More than 50 experts attended a video seminar on China's human rights development on Saturday co-organized by the China Society for Human Rights Studies and the human rights research center at Tianjin-based Nankai University to mark the 10th anniversary of the publication of China's human rights development report.
The Blue Book of China's Human Rights, an annual report with both Chinese and English versions, has been published since 2011. It records China's progress in promoting the development of human rights and makes recommendations. The 10th annual report was published in October.
Experts attending the meeting said the study of human rights in the new era should adopt a people-centered approach and be based on the practice of socialism with Chinese characteristics to make theoretical innovations to deepen international exchanges.
Luo Yanhua, from the School of International Studies at Peking University, said over the past decade, China has made progress in international cooperation and exchanges on human rights.
"The United Nations Human Rights Council has become an important platform for China to express its position on human rights and to express its position on behalf of countries with the same or similar views on human rights as China," Luo said.
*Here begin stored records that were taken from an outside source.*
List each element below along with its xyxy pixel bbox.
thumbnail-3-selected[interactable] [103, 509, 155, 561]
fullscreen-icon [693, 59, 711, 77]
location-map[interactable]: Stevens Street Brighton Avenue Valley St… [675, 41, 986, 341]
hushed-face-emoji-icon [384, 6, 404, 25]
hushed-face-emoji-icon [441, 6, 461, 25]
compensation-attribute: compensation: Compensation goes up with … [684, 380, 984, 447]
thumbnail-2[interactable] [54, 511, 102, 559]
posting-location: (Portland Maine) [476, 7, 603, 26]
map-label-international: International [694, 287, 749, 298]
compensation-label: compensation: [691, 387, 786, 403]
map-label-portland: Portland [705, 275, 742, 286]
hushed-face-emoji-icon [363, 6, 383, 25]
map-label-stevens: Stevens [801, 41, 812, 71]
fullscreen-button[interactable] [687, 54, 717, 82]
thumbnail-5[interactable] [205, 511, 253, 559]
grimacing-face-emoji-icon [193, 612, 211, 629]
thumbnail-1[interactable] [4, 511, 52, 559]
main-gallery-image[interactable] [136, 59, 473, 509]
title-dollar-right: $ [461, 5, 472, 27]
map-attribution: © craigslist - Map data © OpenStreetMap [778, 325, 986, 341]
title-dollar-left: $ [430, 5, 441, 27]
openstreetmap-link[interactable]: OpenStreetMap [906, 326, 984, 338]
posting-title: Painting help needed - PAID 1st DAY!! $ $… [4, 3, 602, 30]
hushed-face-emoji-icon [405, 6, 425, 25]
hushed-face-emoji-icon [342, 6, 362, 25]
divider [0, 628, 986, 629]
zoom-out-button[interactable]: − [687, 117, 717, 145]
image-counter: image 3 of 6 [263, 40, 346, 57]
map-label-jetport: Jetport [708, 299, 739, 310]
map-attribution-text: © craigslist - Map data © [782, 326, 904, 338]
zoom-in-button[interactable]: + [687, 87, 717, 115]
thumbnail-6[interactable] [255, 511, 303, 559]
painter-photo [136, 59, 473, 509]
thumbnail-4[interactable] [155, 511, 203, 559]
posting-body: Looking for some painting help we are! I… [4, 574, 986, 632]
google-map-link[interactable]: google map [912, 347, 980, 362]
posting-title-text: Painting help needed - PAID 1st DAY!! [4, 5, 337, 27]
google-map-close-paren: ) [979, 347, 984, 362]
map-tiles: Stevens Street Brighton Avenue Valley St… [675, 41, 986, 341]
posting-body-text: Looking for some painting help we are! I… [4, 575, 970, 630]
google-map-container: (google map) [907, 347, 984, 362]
Some of China's concepts on human rights have been incorporated into resolutions of the UN Human Rights Council, including the concepts of building a community with a shared future for mankind and promoting win-win cooperation in the field of human rights, she said.
In recent years, China has conducted bilateral human rights dialogue with more countries, including both developed and developing countries, Luo said.
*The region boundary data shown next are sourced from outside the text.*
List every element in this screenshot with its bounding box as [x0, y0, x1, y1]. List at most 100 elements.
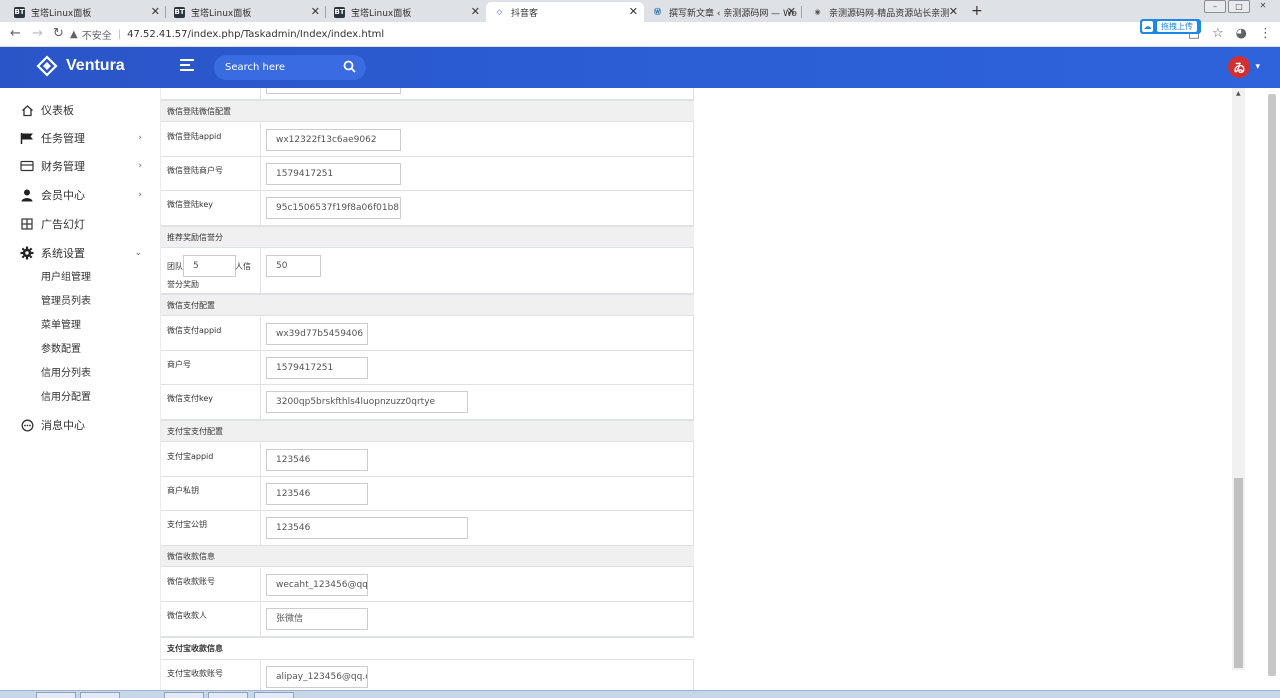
upload-extension[interactable]: ☁ 拖拽上传	[1140, 19, 1201, 34]
wx-login-mchid-input[interactable]: 1579417251	[266, 163, 401, 185]
tab-separator	[801, 6, 802, 18]
row-divider	[260, 511, 261, 545]
sidebar-subitem[interactable]: 信用分配置	[41, 391, 91, 405]
alipay-private-key-input[interactable]: 123546	[266, 483, 368, 505]
profile-icon[interactable]: ◕	[1236, 26, 1247, 41]
field-label: 微信支付appid	[167, 326, 222, 335]
sidebar-item-messages[interactable]: 消息中心	[20, 415, 150, 435]
alipay-appid-input[interactable]: 123546	[266, 449, 368, 471]
form-row: 支付宝appid 123546	[161, 443, 694, 477]
browser-tab[interactable]: Ⓦ 撰写新文章 ‹ 亲测源码网 — Wo ✕	[644, 2, 802, 22]
referral-score-input[interactable]: 50	[266, 255, 321, 277]
chevron-right-icon: ›	[138, 133, 142, 143]
sidebar-item-dashboard[interactable]: 仪表板	[20, 100, 150, 120]
wx-pay-mchid-input[interactable]: 1579417251	[266, 357, 368, 379]
brand[interactable]: Ventura	[36, 55, 125, 77]
field-label: 支付宝appid	[167, 452, 214, 461]
browser-tab[interactable]: BT 宝塔Linux面板 ✕	[326, 2, 486, 22]
window-close-icon[interactable]: ✕	[1252, 0, 1274, 13]
sidebar-subitem[interactable]: 参数配置	[41, 343, 81, 357]
row-divider	[260, 443, 261, 476]
text-input[interactable]: 1b6b5a9f5c6fe06ab1fff7fe	[266, 88, 401, 94]
scroll-up-icon[interactable]: ▲	[1236, 90, 1241, 97]
alipay-account-input[interactable]: alipay_123456@qq.com	[266, 666, 368, 688]
sidebar-subitem[interactable]: 菜单管理	[41, 319, 81, 333]
browser-tab[interactable]: BT 宝塔Linux面板 ✕	[166, 2, 326, 22]
close-icon[interactable]: ✕	[949, 5, 958, 18]
globe-icon: ◉	[814, 8, 821, 16]
wx-login-key-input[interactable]: 95c1506537f19f8a06f01b8	[266, 197, 401, 219]
section-header: 支付宝支付配置	[161, 420, 694, 442]
close-icon[interactable]: ✕	[311, 5, 320, 18]
wx-payee-input[interactable]: 张微信	[266, 608, 368, 630]
sidebar-item-label: 任务管理	[41, 132, 85, 145]
section-header: 支付宝收款信息	[161, 637, 694, 659]
forward-icon[interactable]: →	[32, 26, 43, 41]
content-scrollbar[interactable]: ▲	[1232, 88, 1245, 670]
team-count-input[interactable]: 5	[183, 255, 236, 277]
sidebar-item-label: 财务管理	[41, 160, 85, 173]
sidebar-subitem[interactable]: 用户组管理	[41, 271, 91, 285]
close-icon[interactable]: ✕	[471, 5, 480, 18]
section-header: 微信收款信息	[161, 545, 694, 567]
taskbar-button[interactable]	[164, 692, 204, 698]
menu-toggle-icon[interactable]	[180, 59, 194, 73]
warning-icon: ▲	[70, 28, 78, 40]
back-icon[interactable]: ←	[10, 26, 21, 41]
section-header: 推荐奖励信誉分	[161, 226, 694, 248]
taskbar-button[interactable]	[80, 692, 120, 698]
chevron-right-icon: ›	[138, 161, 142, 171]
url-field[interactable]: ▲ 不安全 | 47.52.41.57/index.php/Taskadmin/…	[70, 25, 1140, 43]
search-input[interactable]	[225, 62, 335, 73]
flag-icon	[20, 131, 34, 145]
field-label: 团队	[167, 262, 183, 271]
sidebar-subitem[interactable]: 管理员列表	[41, 295, 91, 309]
sidebar-item-finance[interactable]: 财务管理 ›	[20, 156, 150, 176]
star-icon[interactable]: ☆	[1212, 26, 1224, 41]
wx-login-appid-input[interactable]: wx12322f13c6ae9062	[266, 129, 401, 151]
home-icon	[20, 103, 34, 117]
sidebar-item-settings[interactable]: 系统设置 ⌄	[20, 243, 150, 263]
browser-tab-strip: BT 宝塔Linux面板 ✕ BT 宝塔Linux面板 ✕ BT 宝塔Linux…	[0, 0, 1280, 22]
alipay-public-key-input[interactable]: 123546	[266, 517, 468, 539]
scrollbar-thumb[interactable]	[1234, 478, 1243, 668]
wx-pay-appid-input[interactable]: wx39d77b5459406	[266, 323, 368, 345]
main-content: 1b6b5a9f5c6fe06ab1fff7fe 微信登陆微信配置 微信登陆ap…	[161, 88, 1232, 698]
close-icon[interactable]: ✕	[629, 5, 638, 18]
user-menu[interactable]: ゐ ▾	[1228, 56, 1260, 78]
maximize-icon[interactable]: □	[1228, 0, 1250, 13]
cloud-icon: ☁	[1142, 21, 1153, 32]
search-icon[interactable]	[343, 60, 356, 73]
sidebar-item-label: 系统设置	[41, 247, 85, 260]
kebab-menu-icon[interactable]: ⋮	[1259, 26, 1272, 41]
browser-tab-active[interactable]: ◇ 抖音客 ✕	[486, 2, 644, 22]
form-row: 支付宝公钥 123546	[161, 511, 694, 546]
field-label: 微信收款人	[167, 611, 207, 620]
field-label: 微信登陆key	[167, 200, 214, 209]
taskbar-button[interactable]	[208, 692, 248, 698]
minimize-icon[interactable]: –	[1204, 0, 1226, 13]
taskbar-button[interactable]	[36, 692, 76, 698]
sidebar-item-ads[interactable]: 广告幻灯	[20, 214, 150, 234]
wx-pay-key-input[interactable]: 3200qp5brskfthls4luopnzuzz0qrtye	[266, 391, 468, 413]
form-row: 商户私钥 123546	[161, 477, 694, 511]
browser-tab[interactable]: ◉ 亲测源码网-精品资源站长亲测 ✕	[804, 2, 964, 22]
row-divider	[260, 191, 261, 225]
wx-account-input[interactable]: wecaht_123456@qq.com	[266, 574, 368, 596]
page-scrollbar[interactable]	[1245, 88, 1280, 698]
sidebar-item-tasks[interactable]: 任务管理 ›	[20, 128, 150, 148]
sidebar-item-label: 会员中心	[41, 189, 85, 202]
close-icon[interactable]: ✕	[787, 5, 796, 18]
page-scrollbar-thumb[interactable]	[1268, 94, 1276, 676]
reload-icon[interactable]: ↻	[53, 26, 64, 41]
close-icon[interactable]: ✕	[151, 5, 160, 18]
browser-tab[interactable]: BT 宝塔Linux面板 ✕	[6, 2, 166, 22]
chevron-down-icon: ▾	[1255, 62, 1260, 72]
sidebar-subitem[interactable]: 信用分列表	[41, 367, 91, 381]
new-tab-button[interactable]: +	[971, 3, 983, 19]
avatar: ゐ	[1228, 56, 1251, 78]
taskbar-button[interactable]	[254, 692, 294, 698]
row-divider	[260, 249, 261, 293]
sidebar-item-members[interactable]: 会员中心 ›	[20, 185, 150, 205]
message-icon	[20, 418, 34, 432]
Human rights organizations in China have taken an active part in international exchanges, including hosting or attending international meetings and visiting foreign countries, which have become a channel for the international community to learn about China's human rights situation, she said.
Lu Zhian, from the Research Center for Human Rights at Fudan University in Shanghai, said some western countries stigmatize and criticize the development of China's human rights cause, which is a challenge to its human rights development.
Human rights is becoming a universal language of the international community and a tool for western countries to impose sanctions on other countries, Lu said.
With growing demand for human rights protection in China, improving the human rights protection mechanism will help the country participate in international human rights governance and improve its international influence, he said.
Liu Hainian, director of the Chinese Academy of Social Sciences' Center for Human Rights Studies, said that realizing the all-around development of the people-namely human rights-is integrated throughout the Communist Party of China leadership's proposal for the 14th Five-Year Plan (2021-25) and the long-range objectives through 2035.
As China enters the stage of building a modern socialist country in an all-around way and faces a complex situation, exchanges and cooperation with foreign countries on human rights, including the European Union and countries involved in the Belt and Road Initiative, should be strengthened to promote mutual understanding, he said.